Python's asyncio.create_task() or similar mechanisms (such as Celery, RQ, etc., if integrated in the project) can be used for this purpose.

import asyncio

async def long_running_process(data: dict, chat_to_notify: str):
    core.logger.info(f"Starting time-consuming task: {data.get('task_id')}")
    await asyncio.sleep(10) # Simulate time-consuming operation
    result_message = f"Task {data.get('task_id')} processing completed. Result is: XXXX"
    await notify_chat(chat_to_notify, result_message)
    core.logger.info(f"Time-consuming task {data.get('task_id')} completed and notified.")

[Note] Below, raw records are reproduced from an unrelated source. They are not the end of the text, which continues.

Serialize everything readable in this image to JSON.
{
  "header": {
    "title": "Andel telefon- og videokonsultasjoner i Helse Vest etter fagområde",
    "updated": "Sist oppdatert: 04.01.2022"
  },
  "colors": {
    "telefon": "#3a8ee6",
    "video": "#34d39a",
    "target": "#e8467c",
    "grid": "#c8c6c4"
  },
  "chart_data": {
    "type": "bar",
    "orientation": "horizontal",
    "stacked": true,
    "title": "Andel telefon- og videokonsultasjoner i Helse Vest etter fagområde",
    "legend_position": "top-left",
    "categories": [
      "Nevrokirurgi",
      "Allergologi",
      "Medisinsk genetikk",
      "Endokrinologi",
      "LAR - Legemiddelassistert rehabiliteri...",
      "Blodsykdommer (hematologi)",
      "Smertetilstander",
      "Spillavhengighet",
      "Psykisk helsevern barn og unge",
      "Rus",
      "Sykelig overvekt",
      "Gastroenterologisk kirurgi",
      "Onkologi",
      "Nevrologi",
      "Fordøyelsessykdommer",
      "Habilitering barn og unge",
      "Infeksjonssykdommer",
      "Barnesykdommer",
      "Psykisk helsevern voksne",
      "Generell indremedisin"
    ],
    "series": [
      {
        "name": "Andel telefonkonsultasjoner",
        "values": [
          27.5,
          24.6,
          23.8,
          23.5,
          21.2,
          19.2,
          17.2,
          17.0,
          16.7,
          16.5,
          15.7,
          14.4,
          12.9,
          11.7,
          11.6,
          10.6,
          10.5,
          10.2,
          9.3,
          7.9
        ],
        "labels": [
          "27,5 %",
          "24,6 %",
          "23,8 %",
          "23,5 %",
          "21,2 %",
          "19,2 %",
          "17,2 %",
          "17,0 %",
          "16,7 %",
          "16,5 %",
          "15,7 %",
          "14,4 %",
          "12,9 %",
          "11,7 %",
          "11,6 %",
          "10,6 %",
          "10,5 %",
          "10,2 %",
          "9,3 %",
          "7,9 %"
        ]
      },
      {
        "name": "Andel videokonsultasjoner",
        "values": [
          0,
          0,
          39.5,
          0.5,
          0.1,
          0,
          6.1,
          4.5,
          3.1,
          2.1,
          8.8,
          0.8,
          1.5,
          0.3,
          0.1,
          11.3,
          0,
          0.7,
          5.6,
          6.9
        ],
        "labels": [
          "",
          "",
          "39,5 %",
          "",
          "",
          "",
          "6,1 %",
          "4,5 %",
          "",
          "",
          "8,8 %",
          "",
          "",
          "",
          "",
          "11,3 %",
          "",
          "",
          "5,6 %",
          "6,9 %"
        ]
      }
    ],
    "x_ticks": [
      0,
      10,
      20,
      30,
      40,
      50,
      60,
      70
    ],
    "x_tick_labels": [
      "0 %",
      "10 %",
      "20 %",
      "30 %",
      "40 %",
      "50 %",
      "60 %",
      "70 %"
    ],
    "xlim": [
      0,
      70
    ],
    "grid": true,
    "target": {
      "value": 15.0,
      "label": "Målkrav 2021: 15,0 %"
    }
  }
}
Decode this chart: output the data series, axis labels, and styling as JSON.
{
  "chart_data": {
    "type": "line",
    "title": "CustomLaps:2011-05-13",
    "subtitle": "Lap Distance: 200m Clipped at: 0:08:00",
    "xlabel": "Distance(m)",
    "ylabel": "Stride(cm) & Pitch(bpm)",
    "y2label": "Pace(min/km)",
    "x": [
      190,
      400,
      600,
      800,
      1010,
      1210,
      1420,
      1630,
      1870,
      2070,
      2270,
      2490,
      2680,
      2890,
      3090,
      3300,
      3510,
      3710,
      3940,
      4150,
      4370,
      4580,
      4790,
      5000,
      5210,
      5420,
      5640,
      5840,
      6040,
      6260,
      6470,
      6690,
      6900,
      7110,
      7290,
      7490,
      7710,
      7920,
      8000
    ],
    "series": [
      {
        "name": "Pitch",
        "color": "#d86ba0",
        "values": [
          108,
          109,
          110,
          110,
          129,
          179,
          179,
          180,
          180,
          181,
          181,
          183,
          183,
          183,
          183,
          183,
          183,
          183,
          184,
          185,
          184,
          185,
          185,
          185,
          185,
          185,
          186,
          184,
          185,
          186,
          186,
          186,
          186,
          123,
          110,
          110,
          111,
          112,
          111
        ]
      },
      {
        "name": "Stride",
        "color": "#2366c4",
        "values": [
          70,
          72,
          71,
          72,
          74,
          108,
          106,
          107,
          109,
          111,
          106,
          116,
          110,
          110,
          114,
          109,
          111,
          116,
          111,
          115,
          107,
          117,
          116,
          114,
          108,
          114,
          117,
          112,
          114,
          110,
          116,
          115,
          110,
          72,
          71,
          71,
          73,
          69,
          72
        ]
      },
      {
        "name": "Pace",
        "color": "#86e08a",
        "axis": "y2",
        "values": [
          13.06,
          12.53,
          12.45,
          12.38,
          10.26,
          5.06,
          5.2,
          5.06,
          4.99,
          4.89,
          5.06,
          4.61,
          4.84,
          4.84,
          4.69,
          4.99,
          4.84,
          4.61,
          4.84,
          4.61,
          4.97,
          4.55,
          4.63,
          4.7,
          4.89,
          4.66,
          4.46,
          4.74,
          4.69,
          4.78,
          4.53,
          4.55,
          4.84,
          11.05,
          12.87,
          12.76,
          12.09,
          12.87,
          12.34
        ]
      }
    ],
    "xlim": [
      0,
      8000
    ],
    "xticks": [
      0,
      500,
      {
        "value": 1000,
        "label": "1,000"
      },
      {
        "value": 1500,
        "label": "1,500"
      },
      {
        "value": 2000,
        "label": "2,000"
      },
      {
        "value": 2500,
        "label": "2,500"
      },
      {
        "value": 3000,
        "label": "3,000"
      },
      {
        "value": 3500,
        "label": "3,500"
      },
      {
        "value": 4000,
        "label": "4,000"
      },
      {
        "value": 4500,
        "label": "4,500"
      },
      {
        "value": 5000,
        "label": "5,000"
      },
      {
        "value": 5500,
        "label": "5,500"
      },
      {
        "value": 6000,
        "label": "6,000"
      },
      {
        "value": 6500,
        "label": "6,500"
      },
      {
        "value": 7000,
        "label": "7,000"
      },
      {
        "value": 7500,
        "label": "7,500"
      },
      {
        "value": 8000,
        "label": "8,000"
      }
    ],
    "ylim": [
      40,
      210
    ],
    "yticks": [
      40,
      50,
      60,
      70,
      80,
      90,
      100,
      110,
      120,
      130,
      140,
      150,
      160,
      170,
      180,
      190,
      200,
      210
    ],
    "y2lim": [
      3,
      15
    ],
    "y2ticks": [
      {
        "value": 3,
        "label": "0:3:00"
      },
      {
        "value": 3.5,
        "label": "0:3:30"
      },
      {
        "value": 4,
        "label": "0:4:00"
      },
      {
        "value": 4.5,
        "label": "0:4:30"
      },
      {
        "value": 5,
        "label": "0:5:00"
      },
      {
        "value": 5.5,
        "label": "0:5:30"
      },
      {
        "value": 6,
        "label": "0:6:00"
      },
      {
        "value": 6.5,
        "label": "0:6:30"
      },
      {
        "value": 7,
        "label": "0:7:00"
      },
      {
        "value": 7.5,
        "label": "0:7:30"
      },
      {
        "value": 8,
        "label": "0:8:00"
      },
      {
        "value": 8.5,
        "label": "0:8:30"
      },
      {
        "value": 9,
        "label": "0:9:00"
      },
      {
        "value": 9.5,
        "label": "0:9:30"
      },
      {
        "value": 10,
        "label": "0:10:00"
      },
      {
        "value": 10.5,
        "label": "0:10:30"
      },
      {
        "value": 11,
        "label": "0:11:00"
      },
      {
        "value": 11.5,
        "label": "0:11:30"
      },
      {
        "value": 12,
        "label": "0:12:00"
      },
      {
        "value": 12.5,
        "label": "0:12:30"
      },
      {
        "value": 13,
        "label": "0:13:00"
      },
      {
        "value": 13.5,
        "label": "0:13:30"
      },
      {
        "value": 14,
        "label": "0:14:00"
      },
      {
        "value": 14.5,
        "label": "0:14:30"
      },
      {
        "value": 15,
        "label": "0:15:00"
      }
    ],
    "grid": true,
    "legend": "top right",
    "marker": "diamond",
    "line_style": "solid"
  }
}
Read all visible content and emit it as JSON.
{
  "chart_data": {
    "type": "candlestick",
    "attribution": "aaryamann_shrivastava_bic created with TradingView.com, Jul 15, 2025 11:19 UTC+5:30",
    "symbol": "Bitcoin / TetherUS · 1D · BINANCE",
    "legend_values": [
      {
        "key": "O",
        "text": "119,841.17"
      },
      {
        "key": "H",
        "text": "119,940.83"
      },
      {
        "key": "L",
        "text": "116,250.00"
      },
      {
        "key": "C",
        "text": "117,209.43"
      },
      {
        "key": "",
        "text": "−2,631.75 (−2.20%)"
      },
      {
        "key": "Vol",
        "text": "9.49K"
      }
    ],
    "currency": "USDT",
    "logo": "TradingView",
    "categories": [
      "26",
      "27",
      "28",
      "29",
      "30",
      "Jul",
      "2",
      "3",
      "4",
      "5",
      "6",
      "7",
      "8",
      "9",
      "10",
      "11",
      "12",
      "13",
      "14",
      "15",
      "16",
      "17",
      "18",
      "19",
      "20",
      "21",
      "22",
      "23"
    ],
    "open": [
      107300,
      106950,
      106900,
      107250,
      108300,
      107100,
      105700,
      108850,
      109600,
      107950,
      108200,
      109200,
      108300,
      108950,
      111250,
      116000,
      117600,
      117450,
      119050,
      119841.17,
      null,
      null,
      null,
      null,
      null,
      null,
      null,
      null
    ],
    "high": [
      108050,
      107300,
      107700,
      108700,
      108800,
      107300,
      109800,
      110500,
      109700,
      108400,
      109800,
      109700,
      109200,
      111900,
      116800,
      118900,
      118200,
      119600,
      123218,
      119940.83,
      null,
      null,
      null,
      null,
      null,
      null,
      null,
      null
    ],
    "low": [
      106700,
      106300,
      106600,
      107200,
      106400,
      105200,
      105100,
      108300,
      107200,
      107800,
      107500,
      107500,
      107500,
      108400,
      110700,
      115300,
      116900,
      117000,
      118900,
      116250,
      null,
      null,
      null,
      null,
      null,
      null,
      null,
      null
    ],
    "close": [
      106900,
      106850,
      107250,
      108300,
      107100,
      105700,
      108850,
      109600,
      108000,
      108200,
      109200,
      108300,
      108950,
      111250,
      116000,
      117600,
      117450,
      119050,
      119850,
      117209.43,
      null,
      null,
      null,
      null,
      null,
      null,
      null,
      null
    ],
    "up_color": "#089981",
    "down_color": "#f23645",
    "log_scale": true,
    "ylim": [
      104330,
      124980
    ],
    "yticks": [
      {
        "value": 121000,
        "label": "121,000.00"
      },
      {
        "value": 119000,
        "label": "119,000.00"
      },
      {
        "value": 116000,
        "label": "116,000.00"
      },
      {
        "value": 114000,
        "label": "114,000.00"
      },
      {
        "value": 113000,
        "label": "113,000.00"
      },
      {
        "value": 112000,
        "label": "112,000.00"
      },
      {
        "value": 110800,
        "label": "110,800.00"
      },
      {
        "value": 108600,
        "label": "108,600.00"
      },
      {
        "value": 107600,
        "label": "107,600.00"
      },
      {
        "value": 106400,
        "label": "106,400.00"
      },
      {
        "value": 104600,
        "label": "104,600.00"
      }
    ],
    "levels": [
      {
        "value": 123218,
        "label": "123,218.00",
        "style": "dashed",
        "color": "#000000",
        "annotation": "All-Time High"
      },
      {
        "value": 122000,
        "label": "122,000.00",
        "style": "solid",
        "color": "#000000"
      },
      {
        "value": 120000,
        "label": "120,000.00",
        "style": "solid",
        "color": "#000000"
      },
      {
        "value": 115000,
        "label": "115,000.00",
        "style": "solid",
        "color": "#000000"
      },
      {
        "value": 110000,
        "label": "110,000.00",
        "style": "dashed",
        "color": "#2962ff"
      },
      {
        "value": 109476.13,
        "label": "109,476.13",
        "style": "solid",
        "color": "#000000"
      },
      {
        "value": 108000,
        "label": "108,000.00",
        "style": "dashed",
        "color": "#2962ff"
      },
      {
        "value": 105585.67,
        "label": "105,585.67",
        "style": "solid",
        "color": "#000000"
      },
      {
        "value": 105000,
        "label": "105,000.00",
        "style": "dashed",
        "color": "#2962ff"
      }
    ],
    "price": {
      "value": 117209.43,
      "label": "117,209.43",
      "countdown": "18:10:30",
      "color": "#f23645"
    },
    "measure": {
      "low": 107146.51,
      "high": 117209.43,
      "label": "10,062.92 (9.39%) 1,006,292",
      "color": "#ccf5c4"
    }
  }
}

@plugin.mount_webhook_method(endpoint="/start_job", name="Start Long Job")
async def start_job_webhook(request: Request):
    payload = await request.json()
    task_id = payload.get("task_id", "unknown_task")
    chat_key = payload.get("notify_chat_key") # Assume payload contains notification target

    if not chat_key:
        return {"status": "error", "message": "notify_chat_key not provided"}, 400

    # Create and start background task without waiting for its completion
    asyncio.create_task(long_running_process({"task_id": task_id, **payload}, chat_key))

    core.logger.info(f"Created background handler for task {task_id}.")
    return {"status": "accepted", "task_id": task_id, "message": "Job received and being processed in background."}, 202 # Return 202 Accepted

Through reasonable use of Webhooks, your plugin can greatly expand Nekro Agent's ability to connect with the outside world.